The novel Oliver Twist has become the latest recipient of a ‘trigger warning’ amid fears its depictions of poverty and crime-ridden London could cause ‘anxiety’ or ‘distress’.
Staff at Royal Holloway, the University of London, have issued a content note for the book, alerting its readers to themes of ‘child abuse’, ‘domestic violence’ and ‘racial prejudice’.
One chapter deemed to be upsetting for some is the workhouse scene, where the orphan Oliver delivers the infamous line, ‘Please, sir, I want some more’ – only to be hit with a ladle by the master, Mr. Bumble.
The details of the warning on the Victorian Literature, Art and Culture MA course emerged in a Freedom of Information request by The Daily Mail on Sunday.

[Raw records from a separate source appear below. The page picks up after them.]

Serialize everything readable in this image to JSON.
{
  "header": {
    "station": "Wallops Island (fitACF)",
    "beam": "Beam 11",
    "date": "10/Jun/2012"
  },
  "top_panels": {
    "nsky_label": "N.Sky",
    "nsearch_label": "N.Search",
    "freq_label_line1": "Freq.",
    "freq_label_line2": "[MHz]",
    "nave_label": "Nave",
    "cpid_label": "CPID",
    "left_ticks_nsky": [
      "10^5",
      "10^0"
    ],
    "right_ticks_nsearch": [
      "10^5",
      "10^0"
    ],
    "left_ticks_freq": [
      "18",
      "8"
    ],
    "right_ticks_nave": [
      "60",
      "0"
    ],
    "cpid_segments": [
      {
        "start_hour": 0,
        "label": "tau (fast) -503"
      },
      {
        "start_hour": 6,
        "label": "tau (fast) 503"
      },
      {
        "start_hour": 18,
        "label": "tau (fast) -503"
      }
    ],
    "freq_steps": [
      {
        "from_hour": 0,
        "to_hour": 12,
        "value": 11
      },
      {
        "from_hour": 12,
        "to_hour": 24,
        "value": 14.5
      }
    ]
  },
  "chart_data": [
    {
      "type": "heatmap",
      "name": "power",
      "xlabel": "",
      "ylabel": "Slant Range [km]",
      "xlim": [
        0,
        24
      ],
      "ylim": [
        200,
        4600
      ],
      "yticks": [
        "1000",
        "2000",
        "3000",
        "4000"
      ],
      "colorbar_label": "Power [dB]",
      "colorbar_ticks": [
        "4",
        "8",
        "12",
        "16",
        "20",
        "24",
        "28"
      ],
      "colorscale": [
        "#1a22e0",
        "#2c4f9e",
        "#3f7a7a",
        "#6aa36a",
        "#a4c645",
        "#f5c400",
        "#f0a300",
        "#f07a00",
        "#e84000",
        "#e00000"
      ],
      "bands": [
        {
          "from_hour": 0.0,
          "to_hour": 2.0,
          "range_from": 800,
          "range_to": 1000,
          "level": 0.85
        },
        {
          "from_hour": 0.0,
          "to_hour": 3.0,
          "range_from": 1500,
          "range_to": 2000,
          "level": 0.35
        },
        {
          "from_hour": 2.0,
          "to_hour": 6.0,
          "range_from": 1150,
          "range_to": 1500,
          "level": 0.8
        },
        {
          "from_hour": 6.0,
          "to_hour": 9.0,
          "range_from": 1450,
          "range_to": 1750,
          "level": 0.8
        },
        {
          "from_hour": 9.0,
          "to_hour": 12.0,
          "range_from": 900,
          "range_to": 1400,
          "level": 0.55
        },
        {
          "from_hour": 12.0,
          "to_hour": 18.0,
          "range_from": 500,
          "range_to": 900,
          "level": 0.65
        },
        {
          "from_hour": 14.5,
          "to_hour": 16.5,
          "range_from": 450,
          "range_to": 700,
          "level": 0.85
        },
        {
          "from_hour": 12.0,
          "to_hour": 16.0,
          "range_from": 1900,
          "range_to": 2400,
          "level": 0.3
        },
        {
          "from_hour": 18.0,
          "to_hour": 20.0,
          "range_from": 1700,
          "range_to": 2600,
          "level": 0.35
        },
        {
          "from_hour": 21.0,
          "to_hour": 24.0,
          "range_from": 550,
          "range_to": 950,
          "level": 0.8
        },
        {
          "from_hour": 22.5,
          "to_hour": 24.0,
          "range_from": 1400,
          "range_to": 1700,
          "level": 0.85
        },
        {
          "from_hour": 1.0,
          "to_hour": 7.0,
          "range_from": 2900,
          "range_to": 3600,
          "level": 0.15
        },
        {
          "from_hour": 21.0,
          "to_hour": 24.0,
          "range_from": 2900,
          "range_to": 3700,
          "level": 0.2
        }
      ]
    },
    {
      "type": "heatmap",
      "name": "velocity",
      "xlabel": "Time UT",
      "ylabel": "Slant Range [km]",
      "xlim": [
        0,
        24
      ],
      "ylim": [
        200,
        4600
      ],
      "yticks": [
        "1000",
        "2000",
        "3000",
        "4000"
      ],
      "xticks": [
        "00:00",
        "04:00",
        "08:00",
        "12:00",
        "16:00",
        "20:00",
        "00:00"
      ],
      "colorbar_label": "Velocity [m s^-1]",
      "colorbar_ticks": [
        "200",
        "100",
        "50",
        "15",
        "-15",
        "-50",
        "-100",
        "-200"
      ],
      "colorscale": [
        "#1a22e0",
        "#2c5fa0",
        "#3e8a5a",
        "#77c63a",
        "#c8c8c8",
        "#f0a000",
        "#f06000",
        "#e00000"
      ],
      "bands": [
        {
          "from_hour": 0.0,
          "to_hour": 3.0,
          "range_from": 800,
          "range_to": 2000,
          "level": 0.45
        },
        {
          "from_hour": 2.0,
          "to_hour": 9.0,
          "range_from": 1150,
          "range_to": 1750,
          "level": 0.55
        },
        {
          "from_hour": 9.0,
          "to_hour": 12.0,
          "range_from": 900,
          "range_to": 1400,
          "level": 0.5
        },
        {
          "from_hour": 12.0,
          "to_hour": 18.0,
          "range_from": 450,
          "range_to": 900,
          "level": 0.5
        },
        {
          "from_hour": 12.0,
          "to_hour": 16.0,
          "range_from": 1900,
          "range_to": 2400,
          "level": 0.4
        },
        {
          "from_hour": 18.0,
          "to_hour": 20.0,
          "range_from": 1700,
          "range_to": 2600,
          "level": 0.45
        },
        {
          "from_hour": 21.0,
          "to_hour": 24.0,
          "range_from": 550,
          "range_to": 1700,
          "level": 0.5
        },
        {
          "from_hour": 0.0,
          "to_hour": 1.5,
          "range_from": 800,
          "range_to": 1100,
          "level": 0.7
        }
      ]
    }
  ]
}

Royal Holloway last night defended the content note, saying it was sometimes necessary to alert students to ‘potentially sensitive topics’ which could cause them ‘anxiety or distress, perhaps as a consequence of past experience’.
Set against the backdrop of London’s criminal underworld, the novel – published in 1838 – features some of English literature’s most colorful characters including the master thief Fagin, the young pickpocket the Artful Dodger, and violent robber Bill Sikes.

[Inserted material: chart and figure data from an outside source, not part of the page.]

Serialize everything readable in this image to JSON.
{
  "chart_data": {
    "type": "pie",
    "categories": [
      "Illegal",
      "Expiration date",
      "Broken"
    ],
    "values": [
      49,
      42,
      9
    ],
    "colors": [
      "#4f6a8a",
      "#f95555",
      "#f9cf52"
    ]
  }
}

Royal Holloway’s trigger warning is the latest in a series introduced by universities across the country.
The MoS last week revealed staff at the University of Northampton had issued an alert about George Orwell’s Nineteen Eighty-Four – a classic that warns against the dangers of censorship.

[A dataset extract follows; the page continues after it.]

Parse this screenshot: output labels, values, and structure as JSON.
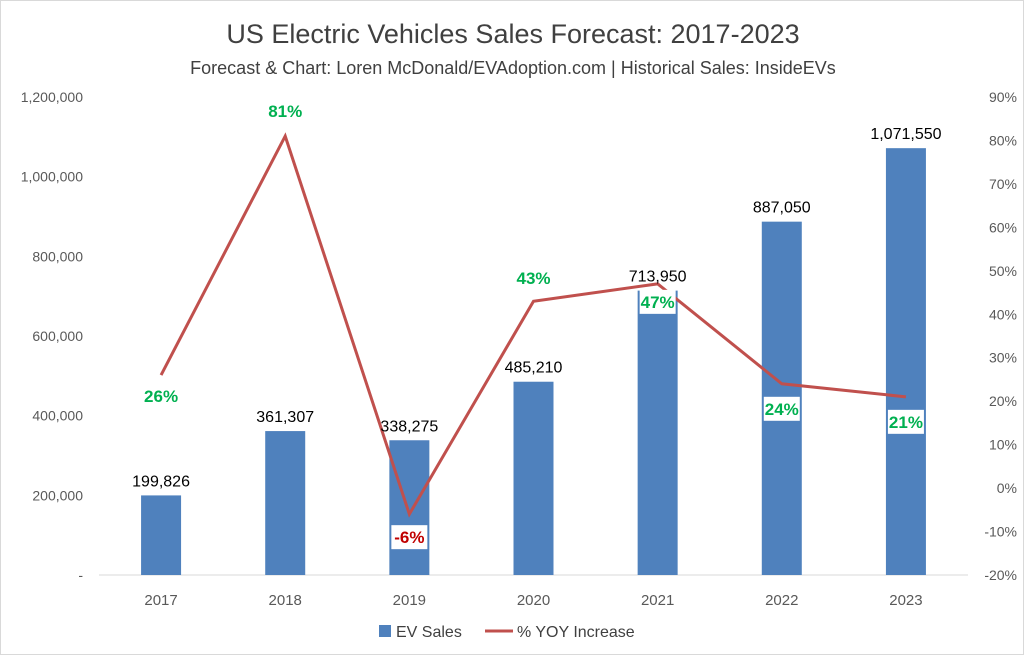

Salford University has issued warnings for Dickens’s Great Expectations and Charlotte Bronte’s Jane Eyre.
A spokesman for Royal Holloway, University of London said: ‘We recognise our responsibility to support the mental health and wellbeing of our students and content warnings are part of this.
‘Their use is a standard and accepted practice within academia, and they exist to educate and inform students in advance around potentially sensitive topics which could cause them anxiety or distress, perhaps as a consequence of past experience.’
Jeremy Black, emeritus professor of history at the University of Exeter and the author of England In The Age Of Dickens, said: ‘All novels share the characteristics of life itself. They can disturb, but that is an aspect of maturity.
‘Oliver Twist is a moral tale that along the way throws light on the need for family and the dynamics of gang life. It is also part of our literary heritage.’